In a comment to Dan Woods’ article “Amazon’s John Rauser on What Is a Data Scientist?,” (http://www.forbes.com/sites/danwoods/2011/10/07/amazons-john-rauser-on-w… ) “nyhacker” commented:
“So far there is a standard obstacle to such work: Business is still organized as it was in Henry Ford’s day where the supervisor knows more and the subordinate is to apply labor to the ideas of the supervisor. So, unless the CEO has such a background, any such expert will have to report to someone who doesn’t understand the work, and that mostly can’t work. Net, for a person to get a career from such material, they have to start their own company to do such work and sell the results. For me, I need to get back to it!”

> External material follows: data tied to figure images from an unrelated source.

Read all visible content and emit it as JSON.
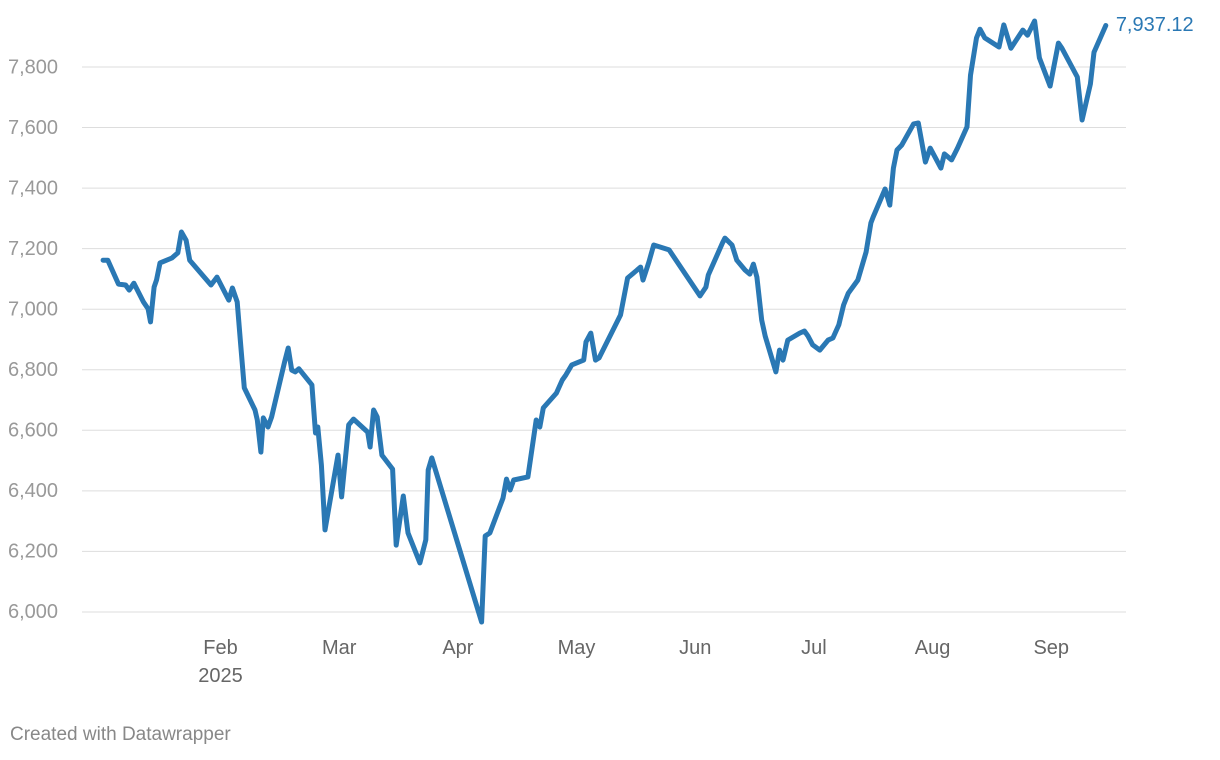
{
  "chart_data": {
    "type": "line",
    "x": [
      0.01,
      0.05,
      0.14,
      0.2,
      0.23,
      0.27,
      0.35,
      0.39,
      0.41,
      0.44,
      0.46,
      0.49,
      0.59,
      0.64,
      0.67,
      0.71,
      0.74,
      0.92,
      0.97,
      1.07,
      1.1,
      1.14,
      1.17,
      1.2,
      1.29,
      1.31,
      1.34,
      1.36,
      1.4,
      1.43,
      1.54,
      1.57,
      1.6,
      1.63,
      1.66,
      1.77,
      1.8,
      1.82,
      1.85,
      1.88,
      1.99,
      2.02,
      2.08,
      2.12,
      2.24,
      2.26,
      2.29,
      2.32,
      2.36,
      2.45,
      2.48,
      2.54,
      2.58,
      2.68,
      2.73,
      2.75,
      2.78,
      3.2,
      3.23,
      3.27,
      3.38,
      3.41,
      3.44,
      3.47,
      3.59,
      3.66,
      3.69,
      3.72,
      3.83,
      3.88,
      3.91,
      3.96,
      4.06,
      4.08,
      4.12,
      4.16,
      4.19,
      4.37,
      4.43,
      4.54,
      4.56,
      4.61,
      4.65,
      4.78,
      5.04,
      5.09,
      5.11,
      5.23,
      5.25,
      5.31,
      5.35,
      5.42,
      5.46,
      5.49,
      5.52,
      5.56,
      5.59,
      5.68,
      5.71,
      5.74,
      5.78,
      5.88,
      5.92,
      5.95,
      5.99,
      6.05,
      6.12,
      6.16,
      6.21,
      6.25,
      6.29,
      6.37,
      6.4,
      6.44,
      6.48,
      6.5,
      6.6,
      6.64,
      6.67,
      6.7,
      6.74,
      6.84,
      6.88,
      6.94,
      6.98,
      7.07,
      7.1,
      7.16,
      7.21,
      7.29,
      7.32,
      7.37,
      7.4,
      7.44,
      7.56,
      7.6,
      7.66,
      7.76,
      7.8,
      7.86,
      7.9,
      7.99,
      8.06,
      8.09,
      8.22,
      8.26,
      8.33,
      8.36,
      8.46
    ],
    "series": [
      {
        "color": "#2a78b4",
        "values": [
          7162,
          7162,
          7083,
          7080,
          7063,
          7086,
          7024,
          7001,
          6958,
          7073,
          7096,
          7153,
          7169,
          7186,
          7255,
          7228,
          7162,
          7080,
          7106,
          7030,
          7070,
          7024,
          6882,
          6740,
          6667,
          6634,
          6528,
          6641,
          6611,
          6644,
          6826,
          6872,
          6799,
          6793,
          6803,
          6750,
          6591,
          6611,
          6485,
          6271,
          6518,
          6380,
          6618,
          6637,
          6594,
          6545,
          6667,
          6644,
          6518,
          6472,
          6221,
          6383,
          6261,
          6162,
          6238,
          6469,
          6509,
          5967,
          6251,
          6261,
          6376,
          6439,
          6403,
          6436,
          6446,
          6634,
          6611,
          6674,
          6723,
          6766,
          6783,
          6816,
          6832,
          6892,
          6921,
          6832,
          6839,
          6981,
          7103,
          7139,
          7096,
          7156,
          7212,
          7196,
          7044,
          7073,
          7113,
          7219,
          7235,
          7212,
          7162,
          7129,
          7116,
          7149,
          7106,
          6964,
          6911,
          6793,
          6865,
          6832,
          6898,
          6921,
          6928,
          6911,
          6882,
          6865,
          6898,
          6905,
          6948,
          7014,
          7053,
          7096,
          7136,
          7189,
          7285,
          7305,
          7397,
          7344,
          7466,
          7526,
          7542,
          7612,
          7615,
          7486,
          7532,
          7466,
          7513,
          7493,
          7532,
          7602,
          7773,
          7896,
          7925,
          7896,
          7866,
          7939,
          7862,
          7922,
          7905,
          7952,
          7830,
          7737,
          7879,
          7862,
          7767,
          7625,
          7744,
          7849,
          7937.12
        ],
        "value_labels": [
          null,
          null,
          null,
          null,
          null,
          null,
          null,
          null,
          null,
          null,
          null,
          null,
          null,
          null,
          null,
          null,
          null,
          null,
          null,
          null,
          null,
          null,
          null,
          null,
          null,
          null,
          null,
          null,
          null,
          null,
          null,
          null,
          null,
          null,
          null,
          null,
          null,
          null,
          null,
          null,
          null,
          null,
          null,
          null,
          null,
          null,
          null,
          null,
          null,
          null,
          null,
          null,
          null,
          null,
          null,
          null,
          null,
          null,
          null,
          null,
          null,
          null,
          null,
          null,
          null,
          null,
          null,
          null,
          null,
          null,
          null,
          null,
          null,
          null,
          null,
          null,
          null,
          null,
          null,
          null,
          null,
          null,
          null,
          null,
          null,
          null,
          null,
          null,
          null,
          null,
          null,
          null,
          null,
          null,
          null,
          null,
          null,
          null,
          null,
          null,
          null,
          null,
          null,
          null,
          null,
          null,
          null,
          null,
          null,
          null,
          null,
          null,
          null,
          null,
          null,
          null,
          null,
          null,
          null,
          null,
          null,
          null,
          null,
          null,
          null,
          null,
          null,
          null,
          null,
          null,
          null,
          null,
          null,
          null,
          null,
          null,
          null,
          null,
          null,
          null,
          null,
          null,
          null,
          null,
          null,
          null,
          null,
          null,
          "7,937.12"
        ]
      }
    ],
    "xlim": [
      -0.1,
      8.63
    ],
    "xticks": [
      {
        "value": 1,
        "label": "Feb 2025"
      },
      {
        "value": 2,
        "label": "Mar"
      },
      {
        "value": 3,
        "label": "Apr"
      },
      {
        "value": 4,
        "label": "May"
      },
      {
        "value": 5,
        "label": "Jun"
      },
      {
        "value": 6,
        "label": "Jul"
      },
      {
        "value": 7,
        "label": "Aug"
      },
      {
        "value": 8,
        "label": "Sep"
      }
    ],
    "ylim": [
      5950,
      7980
    ],
    "yticks": [
      {
        "value": 6000,
        "label": "6,000"
      },
      {
        "value": 6200,
        "label": "6,200"
      },
      {
        "value": 6400,
        "label": "6,400"
      },
      {
        "value": 6600,
        "label": "6,600"
      },
      {
        "value": 6800,
        "label": "6,800"
      },
      {
        "value": 7000,
        "label": "7,000"
      },
      {
        "value": 7200,
        "label": "7,200"
      },
      {
        "value": 7400,
        "label": "7,400"
      },
      {
        "value": 7600,
        "label": "7,600"
      },
      {
        "value": 7800,
        "label": "7,800"
      }
    ],
    "grid": true,
    "footer": "Created with Datawrapper"
  }
}
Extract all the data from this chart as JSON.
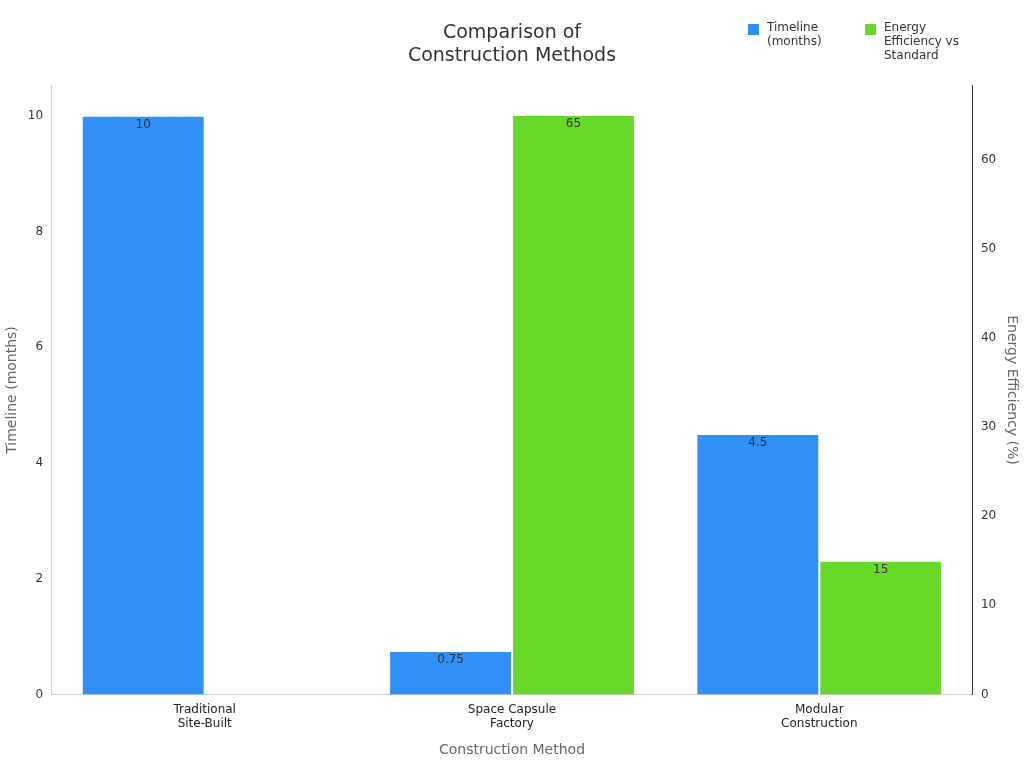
{
  "chart_data": {
    "type": "bar",
    "title": "Comparison of Construction Methods",
    "xlabel": "Construction Method",
    "ylabel": "Timeline (months)",
    "y2label": "Energy Efficiency (%)",
    "categories": [
      "Traditional Site-Built",
      "Space Capsule Factory",
      "Modular Construction"
    ],
    "series": [
      {
        "name": "Timeline (months)",
        "color": "#3090f5",
        "values": [
          10,
          0.75,
          4.5
        ]
      },
      {
        "name": "Energy Efficiency vs Standard",
        "color": "#66d929",
        "values": [
          null,
          65,
          15
        ],
        "axis": "y2"
      }
    ],
    "ylim": [
      0,
      10.52
    ],
    "yticks": [
      0,
      2,
      4,
      6,
      8,
      10
    ],
    "y2lim": [
      0,
      68.3
    ],
    "y2ticks": [
      0,
      10,
      20,
      30,
      40,
      50,
      60
    ],
    "grid": false,
    "legend": "top right",
    "data_labels": true
  }
}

This commenter hit the nail on the head. I’d say the problem is less severe in net-savvy companies, but even in those companies where “data science” has been a core competency all along, (financial services, telco, oil and gas E&P, for example) this is still an issue. Consider Wall Street, for example. Here the crème de la crème are recruited from the best schools, with exquisite skills and credentials to become “quants” or, more accurately, “financial engineers,” inventing new types of securities out of thin air like credit default swaps that nearly destroyed the world financial system. Was this a failing of data science? I think not. Instead, these models were passed to portfolio managers, in my analytics types taxonomy, (http://www.constellationrg.com/research/2012/02/trends-analytic-types-ro… Type II-A’s to Type II-B’s) who were free to run the models with their own assumptions, such as, “home values will continue to rise forever.” As “nyhacker” said, the recipient of the data scientist’s work is often passed on to people who don’t really understand it. When that happens, one of two things occurs. Either the receiving party doesn’t act, which was pretty typical in the days when we called this data mining, or they act with either fantastic or disasterous consequences.
Tom Davenport advises that adopting an analytic culture requires a goodly number of these “data scientists” gathered centrally reporting to a C-person, preferably the CEO, who has an analytical background and does understand this stuff, but unless you’re on Wall Street or Silicon Valley, you can swing a dead cat around by the tail and not hit one of these characters.
So what’s the answer? I like to say that data doesn’t speak for itself. Don’t put too much stock in the ability of data scientists to change the world. It takes the efforts of lots of people working together to make really good (or really evil) things happen. They play a role, but they aren’t prime movers.
I believe the danger here is that the current fascination with the terms “big data” and “data scientist” is counterproductive as we waste so much time trying to define them. Even worse, the data scientist thing has started a rush of programs and a sense of urgency to find, recruit, train, hire, seduce and cherish these guys. In point of fact, they are right in front of you, and have been all along.
Here is an example. One of the three largest credit card companies in 1999 has over one thousand analysts developing SQL queries against one of the largest (at the time) data warehouses in world, over 50 terabytes. The data was extracted and separated into test datasets and production runs to develop and continuously refine quantitative models for fraud detection, churn action and other programs. The terms “big data” and “data scientist” didn’t exist yet, but that’s exactly what this was. And remember the number, one thousand. They didn’t grow on trees, they were recruited and learned on the job over time.
The good news, for an old quant like me, is that quantitative methods are suddenly fashionable and I get to have a little fun before it gets benched in favor of the handsome newcomer, whatever that will be.